Usually, positive self-change happens with someone else's help. Change and growth is possible without therapy: a good friend, for example, might set aside differences and listen with such compassion that you see yourself in a whole new light. However, this doesn’t happen every day or even every year, so the everyday goal of my style of therapy is to create a compassionate space for growth and healing.

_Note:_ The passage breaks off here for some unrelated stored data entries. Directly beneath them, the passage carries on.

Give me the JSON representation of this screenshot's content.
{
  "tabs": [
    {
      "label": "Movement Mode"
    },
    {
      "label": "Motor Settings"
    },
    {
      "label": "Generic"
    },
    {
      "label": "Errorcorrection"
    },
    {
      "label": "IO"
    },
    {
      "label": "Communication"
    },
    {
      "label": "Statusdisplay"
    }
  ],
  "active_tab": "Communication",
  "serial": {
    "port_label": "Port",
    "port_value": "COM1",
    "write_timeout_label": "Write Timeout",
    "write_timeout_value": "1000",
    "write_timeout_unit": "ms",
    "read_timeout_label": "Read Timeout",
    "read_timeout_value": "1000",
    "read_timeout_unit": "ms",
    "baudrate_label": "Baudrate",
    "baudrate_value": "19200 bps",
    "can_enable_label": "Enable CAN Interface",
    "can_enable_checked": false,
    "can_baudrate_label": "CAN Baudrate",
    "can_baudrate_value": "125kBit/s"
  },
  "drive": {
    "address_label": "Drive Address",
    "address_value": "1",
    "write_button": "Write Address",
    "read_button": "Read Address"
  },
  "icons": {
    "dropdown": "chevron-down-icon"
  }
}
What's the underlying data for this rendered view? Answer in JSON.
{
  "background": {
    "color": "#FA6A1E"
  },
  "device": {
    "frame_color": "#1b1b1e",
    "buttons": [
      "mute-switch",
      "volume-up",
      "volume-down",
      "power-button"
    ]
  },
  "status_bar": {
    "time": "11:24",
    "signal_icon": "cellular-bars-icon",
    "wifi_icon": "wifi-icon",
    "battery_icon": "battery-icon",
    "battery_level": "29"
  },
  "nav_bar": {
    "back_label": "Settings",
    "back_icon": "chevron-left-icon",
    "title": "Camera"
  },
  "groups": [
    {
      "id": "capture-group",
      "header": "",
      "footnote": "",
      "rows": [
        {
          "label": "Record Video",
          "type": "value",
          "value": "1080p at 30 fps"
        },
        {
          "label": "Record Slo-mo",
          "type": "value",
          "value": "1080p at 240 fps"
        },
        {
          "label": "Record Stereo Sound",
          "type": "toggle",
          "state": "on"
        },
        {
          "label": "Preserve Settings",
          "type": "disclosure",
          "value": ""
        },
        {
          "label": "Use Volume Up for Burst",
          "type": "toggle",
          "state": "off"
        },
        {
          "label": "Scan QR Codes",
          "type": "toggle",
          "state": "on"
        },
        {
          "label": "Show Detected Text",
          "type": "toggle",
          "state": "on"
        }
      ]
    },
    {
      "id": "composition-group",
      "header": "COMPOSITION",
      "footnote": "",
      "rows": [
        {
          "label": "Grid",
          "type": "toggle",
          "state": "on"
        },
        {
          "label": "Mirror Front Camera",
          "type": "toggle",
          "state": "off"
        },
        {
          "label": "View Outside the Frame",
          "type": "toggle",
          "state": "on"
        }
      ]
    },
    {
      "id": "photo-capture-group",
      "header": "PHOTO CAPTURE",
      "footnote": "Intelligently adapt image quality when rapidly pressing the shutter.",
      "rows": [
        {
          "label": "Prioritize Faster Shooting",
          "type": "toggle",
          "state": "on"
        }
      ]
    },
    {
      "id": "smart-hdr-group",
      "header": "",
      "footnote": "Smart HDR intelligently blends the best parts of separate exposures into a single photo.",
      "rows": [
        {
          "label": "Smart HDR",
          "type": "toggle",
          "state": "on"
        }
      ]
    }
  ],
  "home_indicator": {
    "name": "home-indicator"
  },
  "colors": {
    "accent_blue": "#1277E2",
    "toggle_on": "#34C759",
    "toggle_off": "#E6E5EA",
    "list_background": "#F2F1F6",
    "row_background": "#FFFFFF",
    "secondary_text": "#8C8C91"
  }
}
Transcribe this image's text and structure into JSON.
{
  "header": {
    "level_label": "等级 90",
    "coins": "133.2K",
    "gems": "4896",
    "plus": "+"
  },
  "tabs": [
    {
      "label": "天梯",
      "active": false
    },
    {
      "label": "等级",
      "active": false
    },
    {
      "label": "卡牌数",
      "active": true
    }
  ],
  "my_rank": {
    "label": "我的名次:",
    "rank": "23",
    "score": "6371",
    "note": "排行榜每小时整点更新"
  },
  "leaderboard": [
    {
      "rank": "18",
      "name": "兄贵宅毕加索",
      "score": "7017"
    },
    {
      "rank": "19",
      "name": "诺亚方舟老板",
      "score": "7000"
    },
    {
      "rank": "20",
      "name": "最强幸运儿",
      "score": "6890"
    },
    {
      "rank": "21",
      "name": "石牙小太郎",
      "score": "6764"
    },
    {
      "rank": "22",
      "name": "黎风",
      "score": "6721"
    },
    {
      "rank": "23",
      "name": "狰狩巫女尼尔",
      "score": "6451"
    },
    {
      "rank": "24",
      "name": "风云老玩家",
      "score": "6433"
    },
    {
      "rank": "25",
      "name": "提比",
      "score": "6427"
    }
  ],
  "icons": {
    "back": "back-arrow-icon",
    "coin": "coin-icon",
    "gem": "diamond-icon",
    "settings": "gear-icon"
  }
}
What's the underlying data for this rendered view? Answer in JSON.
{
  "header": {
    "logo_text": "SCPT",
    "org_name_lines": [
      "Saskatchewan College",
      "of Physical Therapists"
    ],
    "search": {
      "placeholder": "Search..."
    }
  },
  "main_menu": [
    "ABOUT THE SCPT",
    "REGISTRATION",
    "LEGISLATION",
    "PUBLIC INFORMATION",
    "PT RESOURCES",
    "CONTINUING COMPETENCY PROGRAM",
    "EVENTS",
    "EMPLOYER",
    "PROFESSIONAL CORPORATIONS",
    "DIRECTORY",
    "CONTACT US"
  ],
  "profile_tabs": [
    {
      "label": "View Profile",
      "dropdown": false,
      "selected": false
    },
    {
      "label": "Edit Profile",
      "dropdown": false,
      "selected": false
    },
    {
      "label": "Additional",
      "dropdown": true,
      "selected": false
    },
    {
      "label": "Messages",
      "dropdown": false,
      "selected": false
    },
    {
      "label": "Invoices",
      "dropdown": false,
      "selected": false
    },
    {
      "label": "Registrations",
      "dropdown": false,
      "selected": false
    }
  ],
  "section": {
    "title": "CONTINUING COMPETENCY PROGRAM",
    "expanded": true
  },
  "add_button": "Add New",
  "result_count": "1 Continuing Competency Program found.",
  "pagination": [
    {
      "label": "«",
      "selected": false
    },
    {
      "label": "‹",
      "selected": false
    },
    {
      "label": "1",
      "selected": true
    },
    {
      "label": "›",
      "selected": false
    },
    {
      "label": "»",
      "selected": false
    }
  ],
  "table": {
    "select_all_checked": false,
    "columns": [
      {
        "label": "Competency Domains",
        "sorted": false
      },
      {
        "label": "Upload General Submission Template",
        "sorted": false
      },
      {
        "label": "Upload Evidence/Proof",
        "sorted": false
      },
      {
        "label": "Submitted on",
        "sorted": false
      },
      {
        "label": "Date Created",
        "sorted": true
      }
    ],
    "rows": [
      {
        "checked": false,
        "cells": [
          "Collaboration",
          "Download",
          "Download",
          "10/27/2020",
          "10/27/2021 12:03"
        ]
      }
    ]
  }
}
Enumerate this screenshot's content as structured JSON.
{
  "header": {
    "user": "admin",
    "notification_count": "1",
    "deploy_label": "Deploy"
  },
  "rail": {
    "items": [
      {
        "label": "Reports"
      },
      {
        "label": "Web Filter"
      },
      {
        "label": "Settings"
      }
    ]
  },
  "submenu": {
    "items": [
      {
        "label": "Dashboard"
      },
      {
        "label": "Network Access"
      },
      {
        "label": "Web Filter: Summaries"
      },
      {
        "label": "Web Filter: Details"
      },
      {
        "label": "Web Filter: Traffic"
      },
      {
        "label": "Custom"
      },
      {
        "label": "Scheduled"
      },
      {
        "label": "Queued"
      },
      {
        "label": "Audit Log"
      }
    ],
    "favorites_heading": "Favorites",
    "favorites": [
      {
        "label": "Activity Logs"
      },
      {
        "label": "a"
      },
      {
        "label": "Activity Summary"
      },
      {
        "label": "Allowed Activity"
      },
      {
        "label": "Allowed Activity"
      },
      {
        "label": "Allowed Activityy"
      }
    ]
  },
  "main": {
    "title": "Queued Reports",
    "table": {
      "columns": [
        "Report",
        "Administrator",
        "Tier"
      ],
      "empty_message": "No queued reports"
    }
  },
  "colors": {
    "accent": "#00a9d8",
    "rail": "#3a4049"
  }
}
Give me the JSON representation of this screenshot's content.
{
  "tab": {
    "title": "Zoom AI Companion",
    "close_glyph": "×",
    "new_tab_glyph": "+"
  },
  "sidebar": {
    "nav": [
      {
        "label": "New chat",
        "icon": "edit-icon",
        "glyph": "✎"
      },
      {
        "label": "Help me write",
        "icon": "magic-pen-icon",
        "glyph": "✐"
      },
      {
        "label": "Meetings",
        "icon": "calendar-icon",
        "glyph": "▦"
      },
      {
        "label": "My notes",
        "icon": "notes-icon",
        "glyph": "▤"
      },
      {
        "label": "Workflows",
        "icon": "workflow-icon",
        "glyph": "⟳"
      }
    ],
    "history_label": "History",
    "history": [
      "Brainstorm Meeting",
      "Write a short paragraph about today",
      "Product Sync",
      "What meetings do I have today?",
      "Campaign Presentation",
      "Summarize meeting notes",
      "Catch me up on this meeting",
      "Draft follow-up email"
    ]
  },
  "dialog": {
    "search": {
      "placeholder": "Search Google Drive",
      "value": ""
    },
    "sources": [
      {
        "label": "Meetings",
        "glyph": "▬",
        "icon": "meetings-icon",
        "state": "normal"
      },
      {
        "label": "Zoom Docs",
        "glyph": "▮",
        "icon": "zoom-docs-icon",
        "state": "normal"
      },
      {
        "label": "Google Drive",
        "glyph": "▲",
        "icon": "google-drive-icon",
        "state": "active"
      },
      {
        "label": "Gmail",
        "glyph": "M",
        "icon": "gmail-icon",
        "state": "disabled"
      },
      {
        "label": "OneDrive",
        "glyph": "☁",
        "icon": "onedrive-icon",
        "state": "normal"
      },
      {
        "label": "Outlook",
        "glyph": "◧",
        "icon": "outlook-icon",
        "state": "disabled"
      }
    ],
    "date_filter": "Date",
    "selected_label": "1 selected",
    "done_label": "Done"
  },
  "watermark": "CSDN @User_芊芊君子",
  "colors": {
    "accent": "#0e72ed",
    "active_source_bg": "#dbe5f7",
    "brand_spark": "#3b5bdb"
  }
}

A warm, understanding therapist can make the process of change less difficult than trying to attempt change on your own, or with a friend or family member. It is natural to feel vulnerable in therapy, even though every therapist is legally bound to ethical behavior and confidentiality. How do you choose the therapist who is best for you?
It makes sense to take care choosing someone who feels safe to you from the start, so you may want to begin by asking a trusted doctor or another reliable source. Get names from your insurance company, look at therapists’ websites, and write down questions you have for each practitioner. Talk to them on the phone, ask questions over e-mail, and meet with likely choices. Take the time to be discriminating, so that you can be open with the therapist who earns your approval. If you need help, please visit metanoia, a great consumer site.
A therapist should be able to demonstrate that s/he merits your trust, and that s/he knows how to help you manage your doubts, discomfort, and vulnerability. Those painful feelings arise from past experiences, and they often prevent you from seeking the happiness you deserve. That is the first dilemma a good therapist will help you confront.